One idea is to write a custom scheduler for pods coming from prowjobs which would know how to prioritize them (could even do neat things like prioritizing some repos over others), though not sure how much work it'd be (e.g. we might have to implement node selection ourselves if there's no way to reuse the default scheduler logic).
In this proposal we'd still be using Homu, correct?

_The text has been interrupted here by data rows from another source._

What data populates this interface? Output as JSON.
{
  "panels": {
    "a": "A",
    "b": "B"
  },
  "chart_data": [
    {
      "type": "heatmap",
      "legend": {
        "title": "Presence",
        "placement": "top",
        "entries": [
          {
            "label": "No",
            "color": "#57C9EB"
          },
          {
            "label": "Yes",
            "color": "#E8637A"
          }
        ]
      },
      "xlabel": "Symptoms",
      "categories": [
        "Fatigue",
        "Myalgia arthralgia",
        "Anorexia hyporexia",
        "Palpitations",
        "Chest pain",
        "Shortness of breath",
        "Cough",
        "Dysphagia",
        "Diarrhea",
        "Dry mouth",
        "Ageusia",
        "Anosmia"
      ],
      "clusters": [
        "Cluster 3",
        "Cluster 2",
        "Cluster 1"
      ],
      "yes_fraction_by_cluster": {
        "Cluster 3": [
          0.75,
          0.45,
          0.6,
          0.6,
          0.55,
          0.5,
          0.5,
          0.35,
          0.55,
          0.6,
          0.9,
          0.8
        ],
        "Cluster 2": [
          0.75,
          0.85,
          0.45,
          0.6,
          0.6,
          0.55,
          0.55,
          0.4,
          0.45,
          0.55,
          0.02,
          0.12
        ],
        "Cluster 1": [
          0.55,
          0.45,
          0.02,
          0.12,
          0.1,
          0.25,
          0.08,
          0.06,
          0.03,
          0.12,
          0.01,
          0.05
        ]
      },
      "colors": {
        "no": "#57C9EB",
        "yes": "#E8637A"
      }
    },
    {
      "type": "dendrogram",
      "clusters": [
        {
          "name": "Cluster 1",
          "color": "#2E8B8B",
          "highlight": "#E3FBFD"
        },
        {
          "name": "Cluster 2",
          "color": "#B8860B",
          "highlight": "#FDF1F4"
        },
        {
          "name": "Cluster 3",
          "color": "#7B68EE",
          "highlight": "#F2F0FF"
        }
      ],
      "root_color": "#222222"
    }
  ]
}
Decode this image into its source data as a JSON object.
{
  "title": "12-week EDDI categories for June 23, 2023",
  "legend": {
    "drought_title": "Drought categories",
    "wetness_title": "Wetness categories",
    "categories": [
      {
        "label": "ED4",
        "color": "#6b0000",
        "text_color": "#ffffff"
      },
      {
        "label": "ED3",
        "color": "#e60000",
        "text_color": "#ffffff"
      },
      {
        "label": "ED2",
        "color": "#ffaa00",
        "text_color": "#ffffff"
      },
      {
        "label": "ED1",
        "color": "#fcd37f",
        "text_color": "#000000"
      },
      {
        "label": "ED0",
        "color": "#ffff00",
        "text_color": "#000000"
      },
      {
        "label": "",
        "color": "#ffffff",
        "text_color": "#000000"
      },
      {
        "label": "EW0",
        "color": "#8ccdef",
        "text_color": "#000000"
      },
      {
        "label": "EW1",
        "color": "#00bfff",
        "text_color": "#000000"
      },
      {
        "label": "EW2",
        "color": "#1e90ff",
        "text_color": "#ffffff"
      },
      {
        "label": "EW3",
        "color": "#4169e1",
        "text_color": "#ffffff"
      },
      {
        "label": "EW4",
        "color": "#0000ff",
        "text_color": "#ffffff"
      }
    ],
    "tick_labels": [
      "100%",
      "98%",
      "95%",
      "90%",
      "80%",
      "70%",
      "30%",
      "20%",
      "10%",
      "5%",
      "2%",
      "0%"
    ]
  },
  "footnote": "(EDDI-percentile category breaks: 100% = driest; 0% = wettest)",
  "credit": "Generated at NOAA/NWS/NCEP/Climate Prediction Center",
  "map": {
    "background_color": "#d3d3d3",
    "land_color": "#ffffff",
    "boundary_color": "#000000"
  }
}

I was looking at possibly going all in at this point. Tide seems to offer the same guarantee of never-broken-master as Homu by rerunning tests before merge. IIUC though, the way it does this is very different: instead of pushing a branch like auto, test pods are fed a base SHA and a list of PRs (for batching) to git merge manually before testing. There's a helper utility (clonerefs) in the prow repo that can do this.
But at merge time, tide uses the GitHub merge API, rather than pushing it itself. This does bring back discussions from https://github.com/servo/homu/pull/57 -- it assumes that whatever strategy is used by GitHub will be exactly equivalent to what was tested (clonerefs uses vanilla git merges). So it's definitely not as explicit as Homu. Not sure how hard it'd be to teach tide to adopt the Homu strategy for this of just directly pushing what was tested.
There's also no autosquashing feature, though that should be trivial to implement if tide learns to do the push itself.
However, by default, it also does preemption, which means that e.g. it could kick out an already running PR job to schedule a merge job, which I don't think we want.
Hum, that's assuming the cluster is full. The plank part may need to be a bit more configurable. Or alternatively, we could tend to rely on projects only doing "baseline" tests by default in PRs, and having e.g. /test compose or /test all that we do on particular PRs as needed.
But if the cluster is full (which actually gets into a more interesting question in a cloud world about just how much money we want to spend, since there is no "full") - yes, I'd say that merge jobs should preempt PR jobs, right?